While in prison, Meeink—who was a star athlete in school—befriended a number of Black inmates. They killed time playing Spades and basketball together, and his hate started to dissipate. But he still attempted to rejoin the neo-Nazi ranks after prison since he “had so much clout” in that space. It wasn’t until he got a job moving antique furniture for a Jewish boss that his perspective really shifted.
“A buddy of mine, who was also a neo-Nazi, got me a job moving antique furniture in Cherry Hill, New Jersey, and he told me the guy was Jewish. I went in and the guy said, ‘I don’t care what you fuckin’ believe—don’t break my furniture,’” Meeink recalls.
“He was just an amazing man. And he was a pretty stereotypical Jewish man who’d say oy vey and things like that. But he taught me about the antique business, and about life,” he continues. “One day I broke something and said, ‘I’m so stupid,’ and he grabbed me and said, ‘Stop saying you’re stupid. I hate when you say that. You’re one of the smartest people I’ve met.’ And when he dropped me off at home, I was done.”
In the years since leaving the neo-Nazi movement, and removing his tattoos, Meeink has traveled around the country lecturing against the evils of racism. Filmmaker Tony Kaye subsequently based his film American History X, about a basketball-playing neo-Nazi who is reformed in prison, on Meeink’s life story.
“My life was 10,000 times worse than that movie,” offers Meeink, adding, “But listen, that film has done a lot of good. People who talk to me say, ‘That movie made me rethink things.’ One of the hardest scenes to watch ever is the sound of the curb-stomping. You hear the sound of his teeth crunching against the concrete.”

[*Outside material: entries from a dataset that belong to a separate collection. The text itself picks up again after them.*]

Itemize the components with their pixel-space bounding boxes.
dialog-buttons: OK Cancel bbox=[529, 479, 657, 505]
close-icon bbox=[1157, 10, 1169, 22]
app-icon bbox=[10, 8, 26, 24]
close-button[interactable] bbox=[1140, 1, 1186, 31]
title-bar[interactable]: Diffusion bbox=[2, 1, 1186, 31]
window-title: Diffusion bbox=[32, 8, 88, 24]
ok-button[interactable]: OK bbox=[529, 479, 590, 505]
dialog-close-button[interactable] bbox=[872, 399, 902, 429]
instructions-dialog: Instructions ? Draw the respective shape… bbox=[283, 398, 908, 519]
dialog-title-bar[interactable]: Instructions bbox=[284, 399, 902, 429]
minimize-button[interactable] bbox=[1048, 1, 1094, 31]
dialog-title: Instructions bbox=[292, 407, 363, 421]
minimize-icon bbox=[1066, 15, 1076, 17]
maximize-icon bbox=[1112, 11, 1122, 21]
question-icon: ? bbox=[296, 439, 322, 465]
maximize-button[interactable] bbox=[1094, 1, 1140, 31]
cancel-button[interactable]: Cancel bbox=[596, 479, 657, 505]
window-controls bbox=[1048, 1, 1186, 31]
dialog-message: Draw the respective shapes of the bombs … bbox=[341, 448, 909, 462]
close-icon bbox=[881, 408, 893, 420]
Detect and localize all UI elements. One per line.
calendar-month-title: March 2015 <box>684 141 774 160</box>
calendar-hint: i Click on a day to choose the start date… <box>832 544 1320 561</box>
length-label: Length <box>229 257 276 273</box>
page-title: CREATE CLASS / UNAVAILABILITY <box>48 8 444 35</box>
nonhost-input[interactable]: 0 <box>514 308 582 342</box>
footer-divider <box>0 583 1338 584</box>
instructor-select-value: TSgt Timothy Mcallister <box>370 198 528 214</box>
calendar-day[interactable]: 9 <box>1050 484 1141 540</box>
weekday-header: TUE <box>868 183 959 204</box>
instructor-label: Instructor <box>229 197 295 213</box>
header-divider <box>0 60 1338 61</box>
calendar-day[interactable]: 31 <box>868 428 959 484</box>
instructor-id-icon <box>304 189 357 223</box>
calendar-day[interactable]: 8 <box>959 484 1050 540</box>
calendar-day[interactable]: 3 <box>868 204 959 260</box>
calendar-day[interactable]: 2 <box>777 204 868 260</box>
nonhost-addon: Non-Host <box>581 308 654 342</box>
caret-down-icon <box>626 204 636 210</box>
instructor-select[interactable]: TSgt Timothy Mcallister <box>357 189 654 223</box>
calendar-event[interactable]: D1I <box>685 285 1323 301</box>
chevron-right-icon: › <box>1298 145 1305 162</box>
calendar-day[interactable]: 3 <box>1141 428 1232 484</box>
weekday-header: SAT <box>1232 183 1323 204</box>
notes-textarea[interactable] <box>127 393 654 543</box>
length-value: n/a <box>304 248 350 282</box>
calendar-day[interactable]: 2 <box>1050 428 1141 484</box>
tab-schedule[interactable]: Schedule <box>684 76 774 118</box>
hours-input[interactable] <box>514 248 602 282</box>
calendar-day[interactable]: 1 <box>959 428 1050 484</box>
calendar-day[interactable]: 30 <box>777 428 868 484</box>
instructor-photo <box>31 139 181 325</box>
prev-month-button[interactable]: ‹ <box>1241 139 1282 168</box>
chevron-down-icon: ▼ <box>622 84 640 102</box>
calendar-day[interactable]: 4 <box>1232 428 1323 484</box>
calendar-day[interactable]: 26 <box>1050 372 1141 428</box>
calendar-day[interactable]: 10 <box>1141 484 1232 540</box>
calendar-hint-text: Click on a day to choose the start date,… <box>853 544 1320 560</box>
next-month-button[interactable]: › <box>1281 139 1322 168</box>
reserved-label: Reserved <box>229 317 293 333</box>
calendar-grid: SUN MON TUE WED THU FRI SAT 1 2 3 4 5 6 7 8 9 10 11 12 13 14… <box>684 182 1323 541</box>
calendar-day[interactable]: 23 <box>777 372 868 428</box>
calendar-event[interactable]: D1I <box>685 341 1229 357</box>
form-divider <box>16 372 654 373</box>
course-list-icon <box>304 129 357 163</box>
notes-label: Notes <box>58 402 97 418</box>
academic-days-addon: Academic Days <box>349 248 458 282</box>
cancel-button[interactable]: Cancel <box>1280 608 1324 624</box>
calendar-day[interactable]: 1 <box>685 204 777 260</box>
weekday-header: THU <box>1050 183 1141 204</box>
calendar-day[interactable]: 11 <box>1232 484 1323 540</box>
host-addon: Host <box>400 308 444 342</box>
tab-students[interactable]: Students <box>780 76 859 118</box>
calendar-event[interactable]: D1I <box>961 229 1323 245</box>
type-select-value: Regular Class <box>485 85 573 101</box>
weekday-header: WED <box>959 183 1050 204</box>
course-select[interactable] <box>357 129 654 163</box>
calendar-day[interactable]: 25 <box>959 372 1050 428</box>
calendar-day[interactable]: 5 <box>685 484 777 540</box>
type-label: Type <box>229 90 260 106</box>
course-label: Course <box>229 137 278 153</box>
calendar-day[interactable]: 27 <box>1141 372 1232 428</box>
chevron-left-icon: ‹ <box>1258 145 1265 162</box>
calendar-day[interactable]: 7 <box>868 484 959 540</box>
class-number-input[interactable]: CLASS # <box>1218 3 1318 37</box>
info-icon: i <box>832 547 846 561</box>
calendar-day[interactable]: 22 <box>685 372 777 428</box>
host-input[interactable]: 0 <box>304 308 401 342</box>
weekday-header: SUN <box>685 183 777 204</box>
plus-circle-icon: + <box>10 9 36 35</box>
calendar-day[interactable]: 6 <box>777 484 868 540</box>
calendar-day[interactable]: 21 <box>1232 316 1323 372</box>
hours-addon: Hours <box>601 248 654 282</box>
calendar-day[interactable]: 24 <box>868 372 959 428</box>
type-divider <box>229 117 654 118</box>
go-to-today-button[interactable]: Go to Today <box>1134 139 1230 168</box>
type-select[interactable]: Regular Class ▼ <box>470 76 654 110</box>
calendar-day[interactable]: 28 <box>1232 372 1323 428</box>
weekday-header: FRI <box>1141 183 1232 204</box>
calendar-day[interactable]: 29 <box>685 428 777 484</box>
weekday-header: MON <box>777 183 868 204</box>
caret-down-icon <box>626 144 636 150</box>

Meeink works with Life After Hate, a non-profit organization dedicated to helping people leave hate groups. Filmmaker Peter Hutchison’s eye-opening documentary Healing from Hate follows the group as they attempt to reform white supremacists and clash with alt-right hatemonger Richard Spencer.
Unfortunately, Meeink and his fellow Life After Hate rehabilitators have their work cut out for them during the Trump era, given the president’s constant dog-whistling—and even “very fine people” compliments, in the case of the Charlottesville neo-Nazis—to his white nationalist fan base.
“Donald Trump, once he made that speech we’ve all heard about—where he calls Mexicans all kinds of bad names, saying they’re criminals and rapists but some of them are good people—that speech tapped into every American that is racist, because every racist guy makes exceptions now since we live in an undeniably multicultural world,” explains Meeink. “They say, ‘All Black people are bad—except Rodney is cool.’ Trump tapped into a hate and fear that people thought had been mostly extinguished.”
Over the past several months, Meeink has been out on the streets protesting and organizing with Black Lives Matter groups. He says he feels humbled to help “serve the movement” and fight to make life better “for our Black brothers and sisters.” And he is convinced that a large number of the hostile, heavily-armed police officers clashing with BLM protesters are white nationalists.
“There’s a new Confederate flag already. It’s an American flag that’s blue and white, with a blue stripe across it,” Meeink says. “And that’s also Trump’s flag.”